Steffie hatte jetzt ein anderes, viel wichtigeres Ressort inne. Er hatte wenig Zeit, sagte aber freiwillig seine Mitwirkung zu. Aber er wußte eben nichts. Hätte er sonst immer mit den Achseln gezuckt, sich niemals auf ein klares Nein oder Ja festgelegt? Er berief sich auf seine Leistungen im Kriege, tat geheimnisvoll, zuckte mit den Ohren, ließ so nebenbei die Namen verschiedener, sehr hochstehender Herren in der Verwaltung (meist noch vom alten System her) fallen. Je mehr man in ihn drängte, desto überlegener wurde er, schließlich gähnte er und sah auf seine Uhr, nestelte an den Bändchen, die er im linken Knopfloch trug neben der Plakette einer neuen vaterländischen Vereinigung. Man wußte, daß Steffie auch im jüngeren Lager einen großen Anhang hatte, man sah ihn zu oft mit jungen, hübschen, gut gewachsenen Leuten. Aber davon schwieg man, und er brachte es auch nicht zur Sprache. Um der Sache ein Ende zu machen, gab er schließlich zu, daß die Personalakten Manfreds früher einmal dagewesen sein mußten. Der neue Leiter des Fremdenamtes, ein aus dem niederen Beamtenstand hervorgegangener, kluger, aber verschüchterter Mensch, stand dabei und nickte. Steffie blickte ihn von seinem Ledersessel aus nicht an. Er kleckste in seinen dicken, etwas zu schwarzen Schnurrbart hinein: »Ja, Kamerad, zu meinen Zeiten hat es keine Beanstandung gegeben. Die Akten sind korrekt beim Dienstantritt übernommen. Restlos! Also müssen sie da sein. Suchet, so findet ihr. Übrigens, meine Herren, Sie wissen ja, wer ich bin und wo Sie mich immer finden können. Jetzt sind Sie also zufrieden? Was haben die Herren denn von mir erwartet? Es fehlt nur noch, daß man mich in eine Disziplinaruntersuchung verwickelt, man hat ja vielleicht auch einen von den neuen demokratischen Herren für meinen jetzigen Posten?« Er lächelte bitter, schwieg und brachte es dazu, daß man sich bei ihm entschuldigte. Trotzdem fiel es auf, daß er fahl geworden war und daß man ihm aus seinem Lehnstuhl hatte heraushelfen müssen. Es hieß, daß er auf seinem alten Rücken viel zu tragen habe. Aber er sprach nie darüber, und man achtete ihn, weil er sich selbst achtete.

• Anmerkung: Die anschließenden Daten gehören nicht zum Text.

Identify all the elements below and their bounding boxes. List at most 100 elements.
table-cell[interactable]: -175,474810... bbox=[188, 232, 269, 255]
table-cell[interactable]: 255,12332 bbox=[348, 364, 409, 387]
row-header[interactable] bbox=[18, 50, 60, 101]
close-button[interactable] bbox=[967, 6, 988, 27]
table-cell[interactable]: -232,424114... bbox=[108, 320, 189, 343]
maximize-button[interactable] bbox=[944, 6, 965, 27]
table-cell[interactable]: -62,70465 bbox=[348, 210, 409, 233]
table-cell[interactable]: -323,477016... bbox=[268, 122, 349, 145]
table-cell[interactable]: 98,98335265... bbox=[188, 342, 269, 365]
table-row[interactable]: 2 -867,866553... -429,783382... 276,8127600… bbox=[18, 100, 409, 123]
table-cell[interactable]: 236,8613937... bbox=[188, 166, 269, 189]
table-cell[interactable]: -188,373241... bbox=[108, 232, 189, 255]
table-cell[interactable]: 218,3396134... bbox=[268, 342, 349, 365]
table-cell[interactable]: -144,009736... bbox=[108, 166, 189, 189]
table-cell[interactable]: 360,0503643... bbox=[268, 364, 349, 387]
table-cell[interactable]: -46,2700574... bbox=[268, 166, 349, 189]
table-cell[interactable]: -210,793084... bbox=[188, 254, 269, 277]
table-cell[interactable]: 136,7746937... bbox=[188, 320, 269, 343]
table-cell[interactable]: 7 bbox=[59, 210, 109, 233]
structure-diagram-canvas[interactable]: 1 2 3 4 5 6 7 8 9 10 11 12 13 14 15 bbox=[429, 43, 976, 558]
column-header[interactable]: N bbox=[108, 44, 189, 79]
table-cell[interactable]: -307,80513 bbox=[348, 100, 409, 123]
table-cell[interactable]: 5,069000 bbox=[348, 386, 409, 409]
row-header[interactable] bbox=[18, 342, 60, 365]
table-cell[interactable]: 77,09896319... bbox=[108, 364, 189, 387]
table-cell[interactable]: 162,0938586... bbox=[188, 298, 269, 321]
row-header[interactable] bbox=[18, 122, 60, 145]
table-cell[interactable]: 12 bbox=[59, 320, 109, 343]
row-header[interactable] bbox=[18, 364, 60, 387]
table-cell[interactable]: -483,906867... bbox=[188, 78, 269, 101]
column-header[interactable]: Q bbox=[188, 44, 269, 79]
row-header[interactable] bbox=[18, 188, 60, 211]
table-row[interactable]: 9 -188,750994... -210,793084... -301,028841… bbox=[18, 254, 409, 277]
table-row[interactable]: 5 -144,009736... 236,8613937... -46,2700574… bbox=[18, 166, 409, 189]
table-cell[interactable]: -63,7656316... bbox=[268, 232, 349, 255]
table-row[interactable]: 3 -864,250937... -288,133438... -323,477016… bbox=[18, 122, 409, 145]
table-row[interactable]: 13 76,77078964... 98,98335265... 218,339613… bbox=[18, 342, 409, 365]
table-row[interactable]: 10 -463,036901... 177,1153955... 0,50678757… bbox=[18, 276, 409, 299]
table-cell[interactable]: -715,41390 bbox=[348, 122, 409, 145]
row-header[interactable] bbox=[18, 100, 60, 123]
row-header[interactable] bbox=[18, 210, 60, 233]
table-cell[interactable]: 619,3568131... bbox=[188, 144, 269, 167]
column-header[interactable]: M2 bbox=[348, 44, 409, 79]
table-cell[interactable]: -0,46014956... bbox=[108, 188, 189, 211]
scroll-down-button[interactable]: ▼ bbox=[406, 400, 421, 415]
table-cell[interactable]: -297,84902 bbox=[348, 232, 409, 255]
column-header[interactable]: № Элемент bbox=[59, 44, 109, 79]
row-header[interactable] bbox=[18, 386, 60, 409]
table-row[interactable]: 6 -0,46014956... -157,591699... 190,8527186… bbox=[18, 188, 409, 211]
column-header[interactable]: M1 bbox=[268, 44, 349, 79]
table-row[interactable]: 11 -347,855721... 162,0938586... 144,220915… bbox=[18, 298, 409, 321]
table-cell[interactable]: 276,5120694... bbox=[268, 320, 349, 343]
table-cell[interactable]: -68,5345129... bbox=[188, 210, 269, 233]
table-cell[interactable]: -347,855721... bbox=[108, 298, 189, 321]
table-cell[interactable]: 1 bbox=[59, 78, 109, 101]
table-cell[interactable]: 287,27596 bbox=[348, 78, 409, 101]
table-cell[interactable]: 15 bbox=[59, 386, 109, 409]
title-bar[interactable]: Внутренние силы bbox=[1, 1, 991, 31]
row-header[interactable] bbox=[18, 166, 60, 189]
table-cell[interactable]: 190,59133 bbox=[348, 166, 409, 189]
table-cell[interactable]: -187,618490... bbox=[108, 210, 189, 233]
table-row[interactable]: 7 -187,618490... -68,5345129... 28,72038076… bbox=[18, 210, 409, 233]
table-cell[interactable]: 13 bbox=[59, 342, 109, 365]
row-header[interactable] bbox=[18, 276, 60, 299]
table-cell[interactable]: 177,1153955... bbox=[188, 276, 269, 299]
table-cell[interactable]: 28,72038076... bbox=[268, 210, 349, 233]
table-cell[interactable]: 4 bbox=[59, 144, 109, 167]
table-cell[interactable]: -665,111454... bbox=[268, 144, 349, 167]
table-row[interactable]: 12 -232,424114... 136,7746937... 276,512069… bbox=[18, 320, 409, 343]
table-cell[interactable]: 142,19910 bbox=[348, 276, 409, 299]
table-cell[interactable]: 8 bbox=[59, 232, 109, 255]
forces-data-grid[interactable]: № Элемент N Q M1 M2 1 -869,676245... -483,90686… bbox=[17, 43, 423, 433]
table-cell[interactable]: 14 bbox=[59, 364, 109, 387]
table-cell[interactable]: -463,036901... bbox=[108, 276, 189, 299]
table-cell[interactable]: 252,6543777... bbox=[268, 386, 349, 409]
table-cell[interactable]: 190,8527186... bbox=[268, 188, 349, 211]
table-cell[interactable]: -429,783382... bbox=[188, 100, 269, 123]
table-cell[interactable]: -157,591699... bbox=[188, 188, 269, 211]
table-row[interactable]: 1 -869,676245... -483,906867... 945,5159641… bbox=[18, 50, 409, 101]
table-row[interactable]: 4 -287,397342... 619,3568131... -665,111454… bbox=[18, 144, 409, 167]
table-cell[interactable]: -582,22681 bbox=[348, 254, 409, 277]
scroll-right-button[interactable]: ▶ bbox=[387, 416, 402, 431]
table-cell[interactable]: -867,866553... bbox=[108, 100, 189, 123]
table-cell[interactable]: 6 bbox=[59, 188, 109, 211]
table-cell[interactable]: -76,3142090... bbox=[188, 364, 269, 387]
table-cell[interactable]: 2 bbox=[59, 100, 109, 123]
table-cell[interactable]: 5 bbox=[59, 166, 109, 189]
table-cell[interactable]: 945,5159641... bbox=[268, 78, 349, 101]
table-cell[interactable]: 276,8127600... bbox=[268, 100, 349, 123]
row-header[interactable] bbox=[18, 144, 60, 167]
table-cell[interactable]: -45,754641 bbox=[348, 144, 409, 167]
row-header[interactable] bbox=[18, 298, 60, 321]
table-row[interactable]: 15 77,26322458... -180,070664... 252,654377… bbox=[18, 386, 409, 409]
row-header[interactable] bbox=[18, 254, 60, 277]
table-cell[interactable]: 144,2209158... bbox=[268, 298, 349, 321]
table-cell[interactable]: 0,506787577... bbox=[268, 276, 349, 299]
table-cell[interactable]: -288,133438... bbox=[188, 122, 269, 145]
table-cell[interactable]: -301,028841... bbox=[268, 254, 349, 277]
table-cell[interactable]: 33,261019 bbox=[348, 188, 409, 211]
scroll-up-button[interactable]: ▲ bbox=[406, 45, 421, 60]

Manfreds Akten fanden sich aber nicht, obgleich man jeden Winkel durchforschte. Bloß nebensächliche Dokumente, etwas sonderbarer Art freilich, wurden gefunden, die sich auf Manfreds »Krankheit« bezogen. Wer hatte also seine Personalakten, die verschiedenen Meldezettel eingeschlossen, beiseite geschafft? Über diese dunklen Punkte wurde man sich nicht klar. Der Rauschgifthandel? Seine Beziehungen zu Zollikofer? Seine politische Rolle, seine verschiedenartigen »Dienste und Verdienste«? Alles Fragezeichen. Dann die Pfänder! Von den Pfändern, die er genommen hatte, war nicht ein einziges mehr da. Eine reguläre Konzession hatte er niemals gehabt. Die Beamten, die bei ihm ein- und ausgegangen waren, wollten nie etwas davon bemerkt haben, daß er eine schwarze Pfandleihe betrieben habe. Seine Steuerschulden hatte er bis zum letzten Pfennig bezahlt, sogar Vorauszahlungen geleistet. Es kamen immer mehr Kunden von ihm und wollten klagen. Die Pfandzettel waren ungültig, der Aufdruck auf ihnen besagte nichts. Das Pfandbuch war verbrannt. Ob er Geld bei der Bank gehabt hatte, war nicht klar. Auf seinen Namen hatte das Konto keinesfalls gelautet. Man forschte und forschte. Die Pfandsachen gaben Anlaß zu schwierigen Verhandlungen (meist waren es sehr arme Leute), zu zeitraubenden Ermittlungen ohne Ergebnis.

Die Polizei konnte sich nichts von alledem erklären.

Aber konnte man es sich denn erklären, wie Rudolf das geworden war, was er heute war, am 17. Juni 1926?